Featured Artists \\ George Kan \\

George Kan
George splits his time between New York, London and Seaview Isle of Wight. He accepts commissions when he is in the UK. Here is a bit about what influences and inspires him...
George says "The crab series has been going on for over a decade. Its very much influenced by the many crab shells collected over the years and housed in the family bathroom, and in the grand-parent’s bathroom.
The Crab focused pieces were some of the first works I sold professionally, whilst studying in London, and I've been exhibiting them in Seaview Art Gallery since 2012.
I’m interested in the ritual of beachcombing and shell collecting, its traditions, the satisfaction in its repetition, and its humour. Artists, like Paul Nash and the British surrealists in the 1930s were looking at bits of driftwood, imagining them as alive, and photographing them – it had a real influence on painting and sculpture for those artists. It is of course a much older British tradition, as shown by collections such as Queen Victoria's at Osborne house on the Isle of Wight.

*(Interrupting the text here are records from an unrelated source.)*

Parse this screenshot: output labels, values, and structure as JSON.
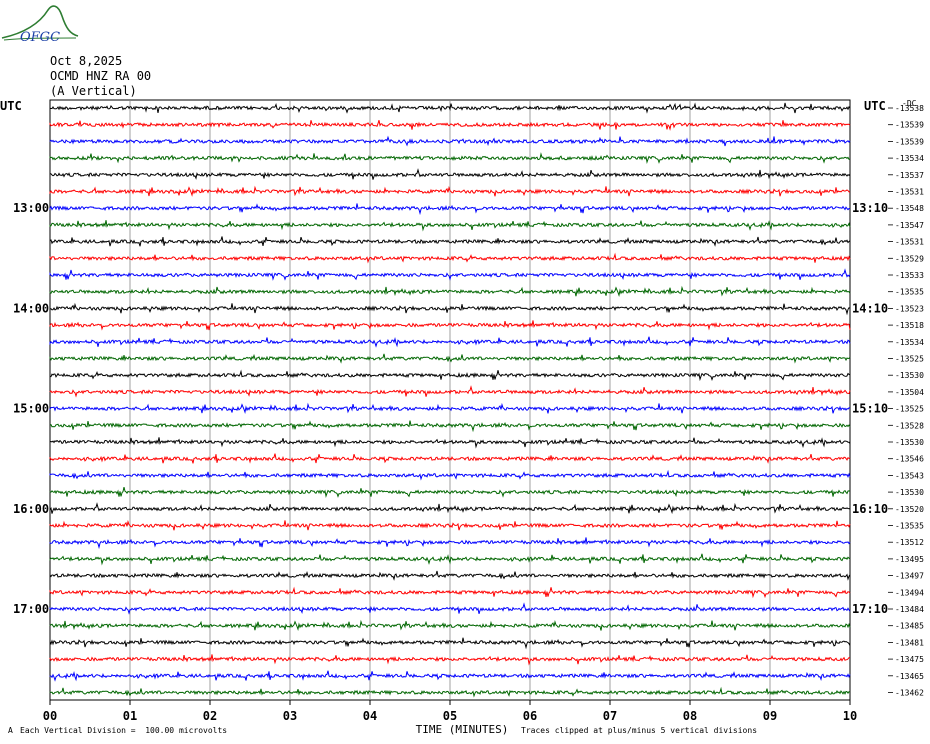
{
  "header": {
    "date": "Oct 8,2025",
    "station": "OCMD HNZ RA 00",
    "component": "(A Vertical)",
    "logo_text": "OFGC"
  },
  "footer": {
    "scale": "Each Vertical Division =  100.00 microvolts",
    "xlabel": "TIME (MINUTES)",
    "clip_note": "Traces clipped at plus/minus 5 vertical divisions",
    "corner_mark": "A"
  },
  "colors": [
    "#000000",
    "#ff0000",
    "#0000ff",
    "#006600"
  ],
  "chart_data": {
    "type": "line",
    "title": "",
    "xlabel": "TIME (MINUTES)",
    "xlim": [
      0,
      10
    ],
    "x_ticks": [
      "00",
      "01",
      "02",
      "03",
      "04",
      "05",
      "06",
      "07",
      "08",
      "09",
      "10"
    ],
    "left_axis_label": "UTC",
    "right_axis_label": "UTC",
    "left_time_labels": [
      {
        "row": 6,
        "label": "13:00"
      },
      {
        "row": 12,
        "label": "14:00"
      },
      {
        "row": 18,
        "label": "15:00"
      },
      {
        "row": 24,
        "label": "16:00"
      },
      {
        "row": 30,
        "label": "17:00"
      }
    ],
    "right_time_labels": [
      {
        "row": 6,
        "label": "13:10"
      },
      {
        "row": 12,
        "label": "14:10"
      },
      {
        "row": 18,
        "label": "15:10"
      },
      {
        "row": 24,
        "label": "16:10"
      },
      {
        "row": 30,
        "label": "17:10"
      }
    ],
    "trace_count": 36,
    "trace_values": [
      "-13538",
      "-13539",
      "-13539",
      "-13534",
      "-13537",
      "-13531",
      "-13548",
      "-13547",
      "-13531",
      "-13529",
      "-13533",
      "-13535",
      "-13523",
      "-13518",
      "-13534",
      "-13525",
      "-13530",
      "-13504",
      "-13525",
      "-13528",
      "-13530",
      "-13546",
      "-13543",
      "-13530",
      "-13520",
      "-13535",
      "-13512",
      "-13495",
      "-13497",
      "-13494",
      "-13484",
      "-13485",
      "-13481",
      "-13475",
      "-13465",
      "-13462"
    ],
    "top_right_tag": "-DC"
  }
}
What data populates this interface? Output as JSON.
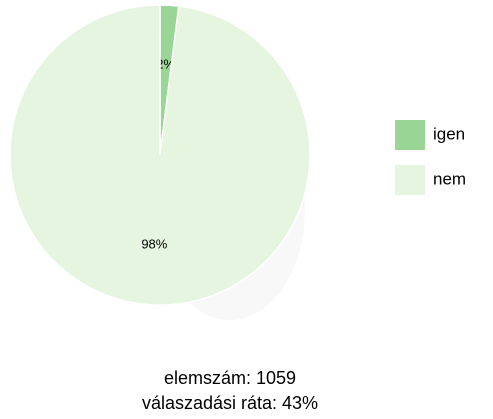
{
  "chart_data": {
    "type": "pie",
    "categories": [
      "igen",
      "nem"
    ],
    "values": [
      2,
      98
    ],
    "value_labels": [
      "2%",
      "98%"
    ],
    "colors": [
      "#99d594",
      "#e5f5e0"
    ],
    "legend": "right"
  },
  "footer": [
    "elemszám: 1059",
    "válaszadási ráta: 43%"
  ]
}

I have always been intrigued by the wide and diverse coastal flotsam and jetsam brought in or removed by every tide and the resulting ever changing environment teeming with life and beauty.
I paint the edible crab the most, repetitively and religiously, it makes me think of dressed crab salad. At Bembridge they used to throw all the shells from the restaurant back into the sea – which was weird for the beachcomber because you’d suddenly find a whole bunch of polished shells, gleaming in the muddy sand.